AH challenge: Sino-Soviet rapprochement, during Cold War

raharris1973

Gone Fishin'
Donor
Monthly Donor
In OTL, the USSR and PRC began a rapprochement only in the late 1980s, nearly 30 years after the Sino-Soviet split. This only resulted in geopolitically signifiicant cooperation after the USSR's demise between *Russia* and the PRC.

Here's the challenge, engineer a Sino-Soviet rapprochement while the Soviet versus West Cold War is still going strong, any time in the three decades between 1959 and 1989.

Qualifying answers to the challenge will at a minimum include a far less tense and expensive military situation on the Sino-Soviet border and far less rhetorical critcism of each other's communist parties. If the rapprochement happens after 1963, double your points.
 
If Mao died at anytime between the late 1950s and 1966 he would be succeeded by Liu Shaoqi, a moderate and known Soviet style planned economy advocate. In fact he was denounced as the "Chinese Khrushchev" for his views.

Liu should get along quite well with Khrushchev, but I don't know if Sino-Soviet relations could survive the Brezhnev Doctrine.
 

raharris1973

Gone Fishin'
Donor
Monthly Donor
Liu Shaoqi and Soviet relations -

I think this is workable one, especially the earlier it happens.

By inclination, Liu would not try to outflank Khrushchev in leftism or militancy. He won't mind rapprochement with Yugoslavia. He may even be less inclined to fight India on the scale Mao did (but he would doubtless defend the road in Ladakh that was built in 1957).

The later Mao dies and Liu takes over, perhaps he more there's a risk of a serious leftist threat to him from Lin Biao and those interest groups in Chinese society that like the Cultural Revolution.

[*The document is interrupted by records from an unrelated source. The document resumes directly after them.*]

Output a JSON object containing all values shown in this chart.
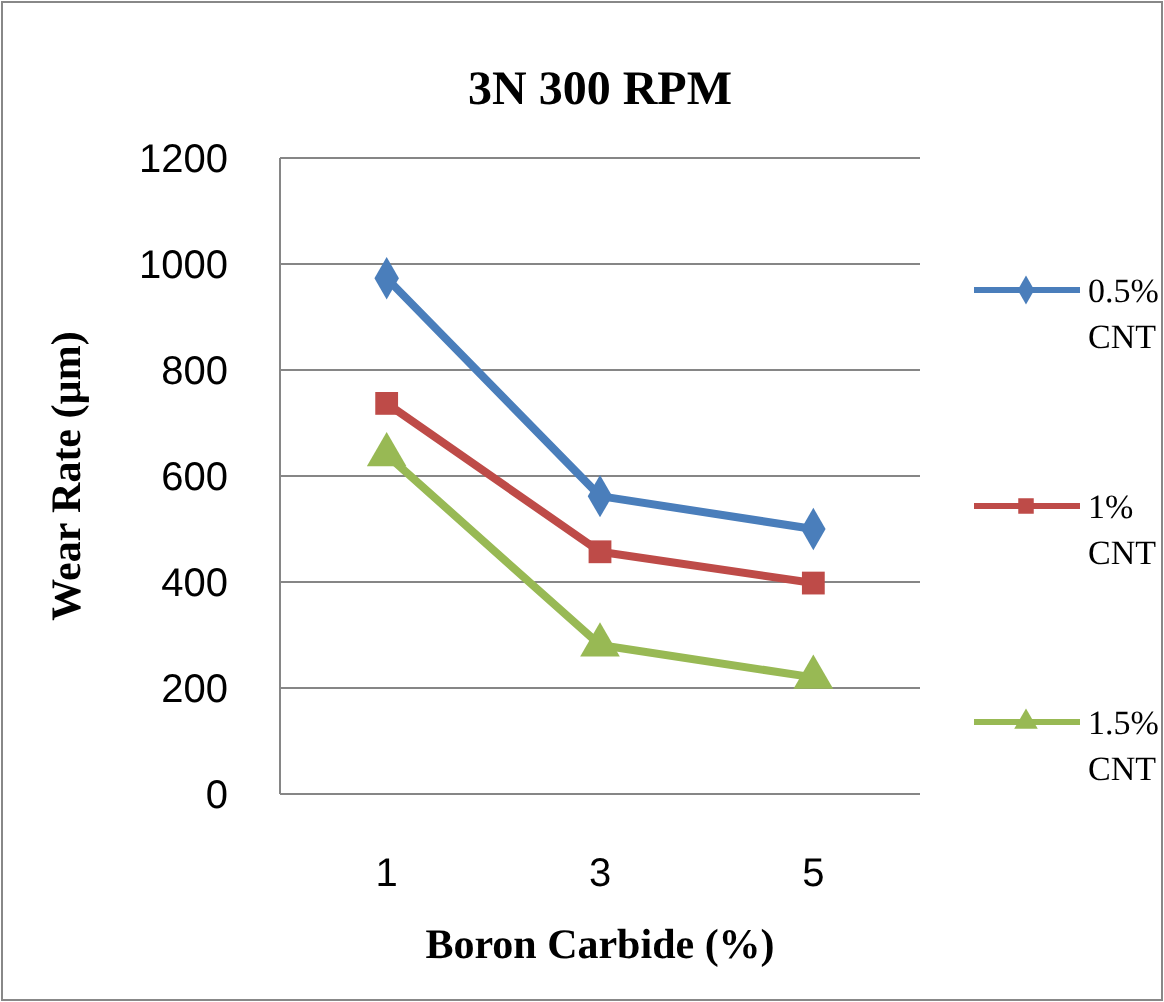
{
  "chart_data": {
    "type": "line",
    "title": "3N 300 RPM",
    "xlabel": "Boron Carbide (%)",
    "ylabel": "Wear Rate (µm)",
    "categories": [
      "1",
      "3",
      "5"
    ],
    "series": [
      {
        "name": "0.5% CNT",
        "color": "#4a7ebb",
        "marker": "diamond",
        "values": [
          973,
          562,
          500
        ]
      },
      {
        "name": "1% CNT",
        "color": "#be4b48",
        "marker": "square",
        "values": [
          737,
          457,
          398
        ]
      },
      {
        "name": "1.5% CNT",
        "color": "#98b954",
        "marker": "triangle",
        "values": [
          640,
          281,
          220
        ]
      }
    ],
    "ylim": [
      0,
      1200
    ],
    "yticks": [
      0,
      200,
      400,
      600,
      800,
      1000,
      1200
    ],
    "grid": "y",
    "legend": "right"
  }
}
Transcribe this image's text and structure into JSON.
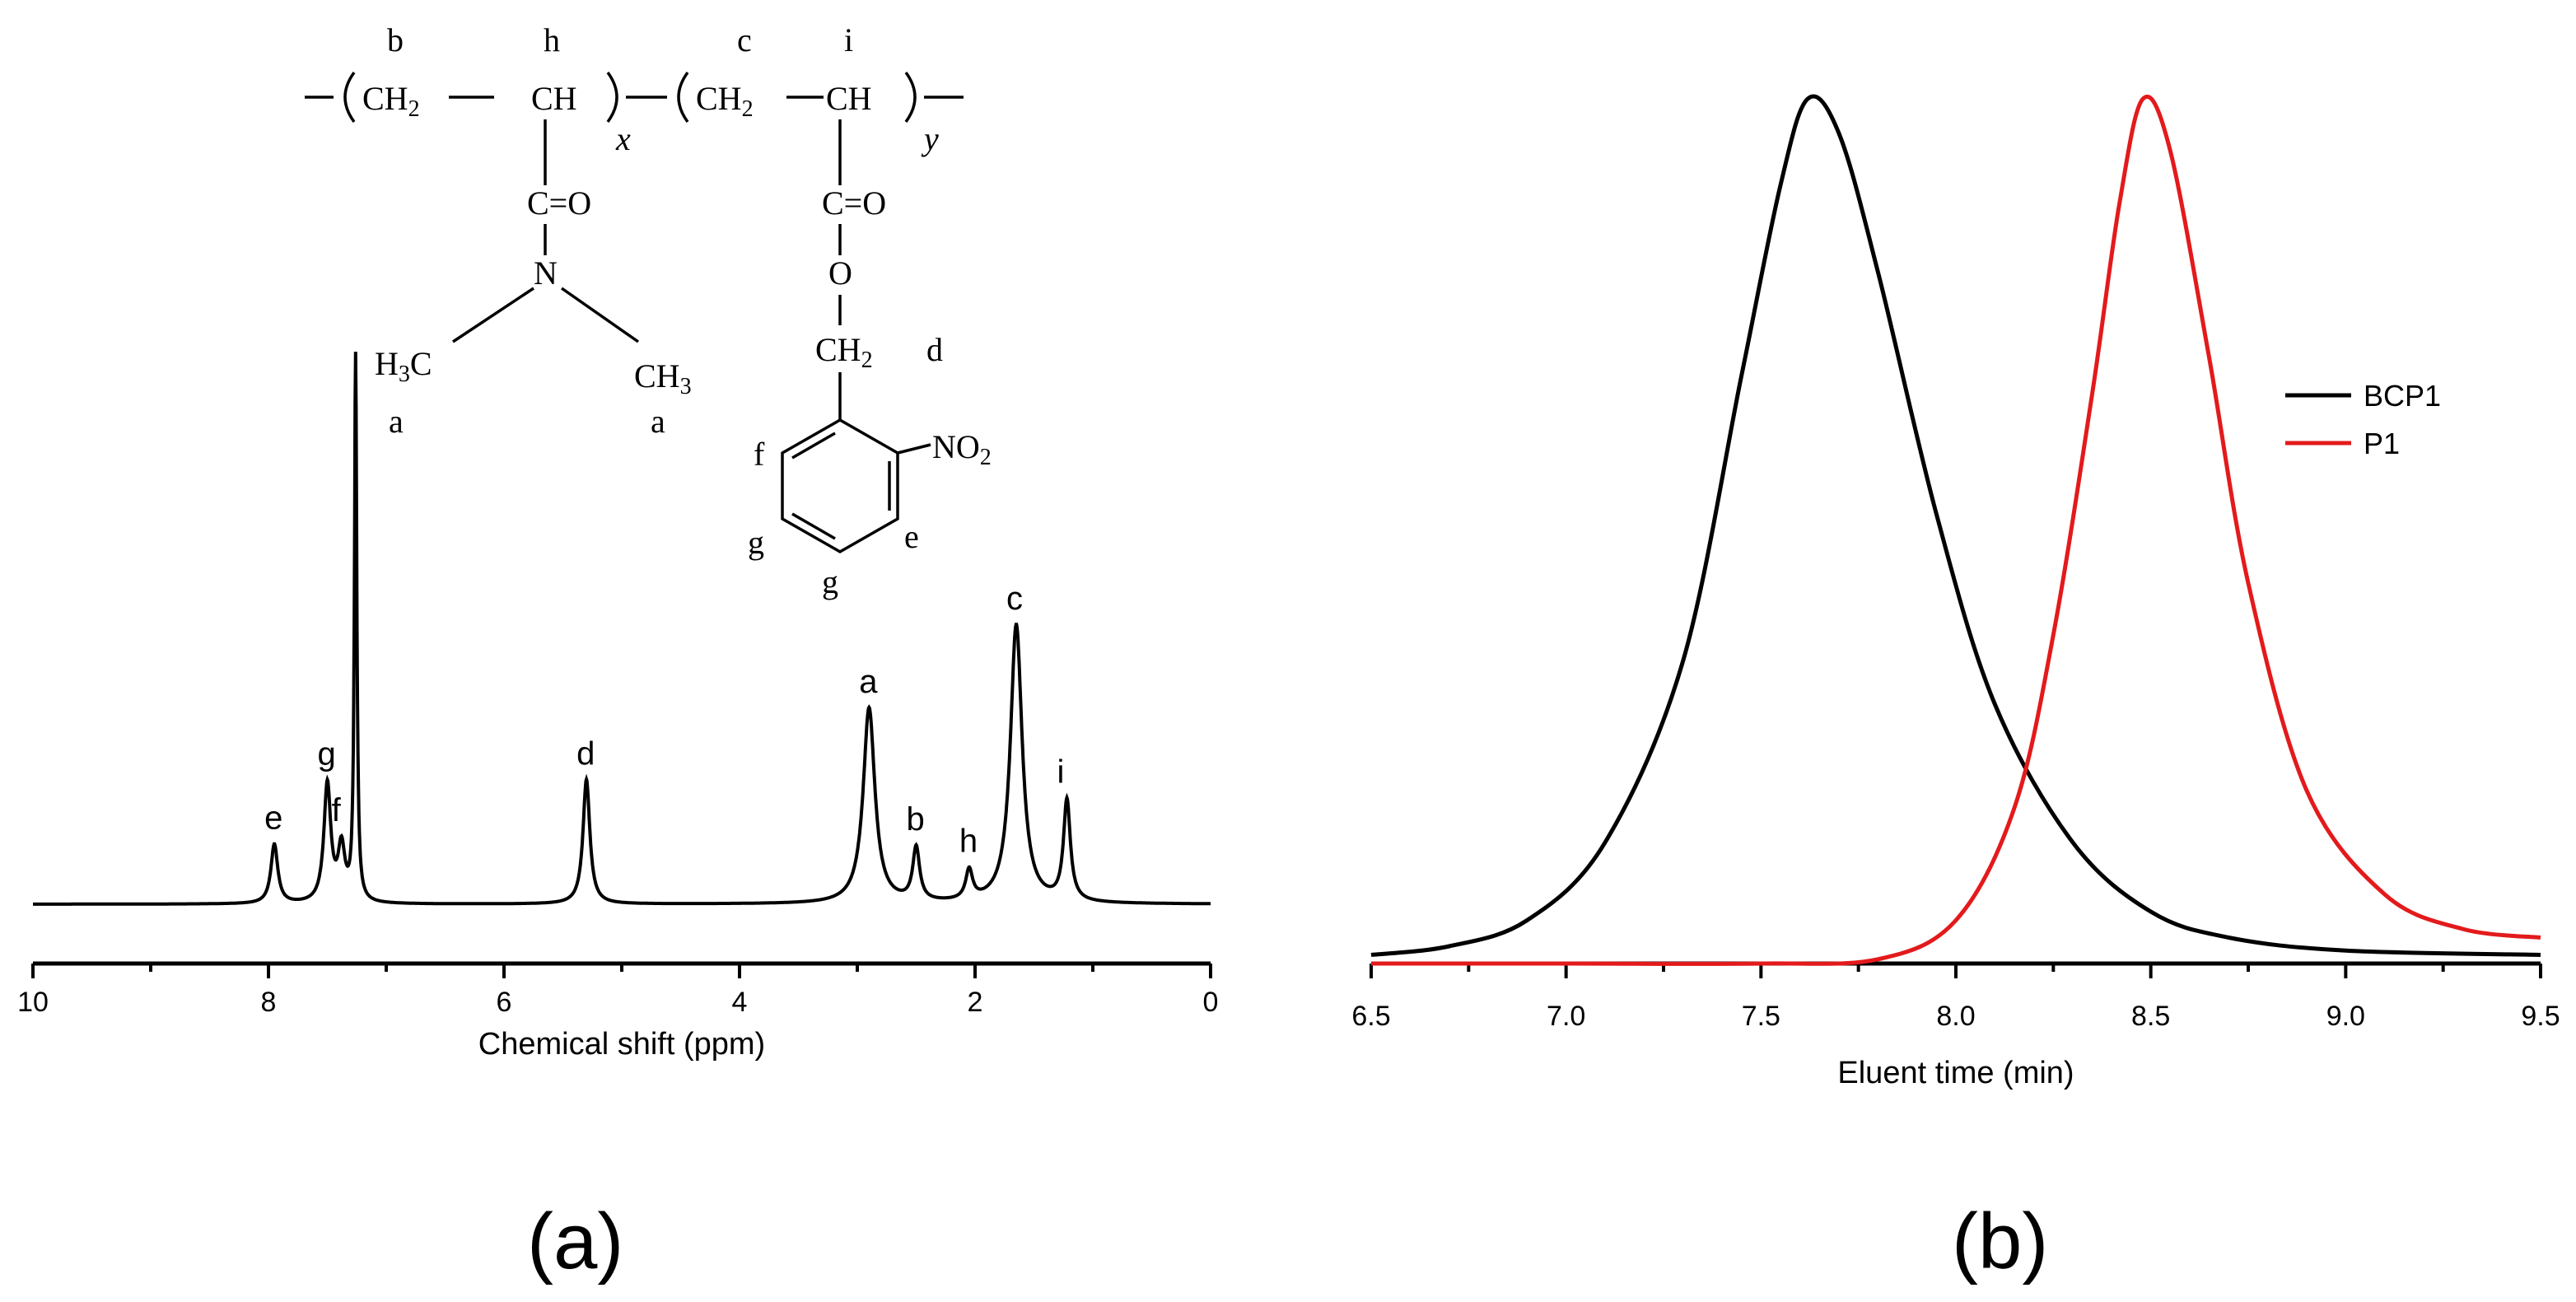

It would be hardest for Liu to walk back from confrontation in the years 1962-1964, because Khrushchev's name was so much mud in China. If the transition happened in 1964-1965, although bitterness increased even in the intervening time, it could be easier for Liu to get along, because the ouster of Khrushchev could give Liu the excuse to say the Soviets turned a page.

The Chinese can just assert themselves gradually. Like Castro, Liu could decide to not make that big a deal out of Czechoslovakia, especially with the Vietnam War going on. If a truly bitter divorce does not occur earlier, Liu could use the negotiations for the renewal of the Sino-Soviet 1950 treaty, which I believe would have been scheduled for 1975 to 1980, to press for a much higher Chinese status in the relationship.


As for the U.S., Liu may not be opposed to rapprochement over the very long run, but he'll be supporting the Hanoi government, and he'll be in less of a security pickle than Mao, who by 1969 managed to get himself in both American *and* Soviet nuclear crosshairs.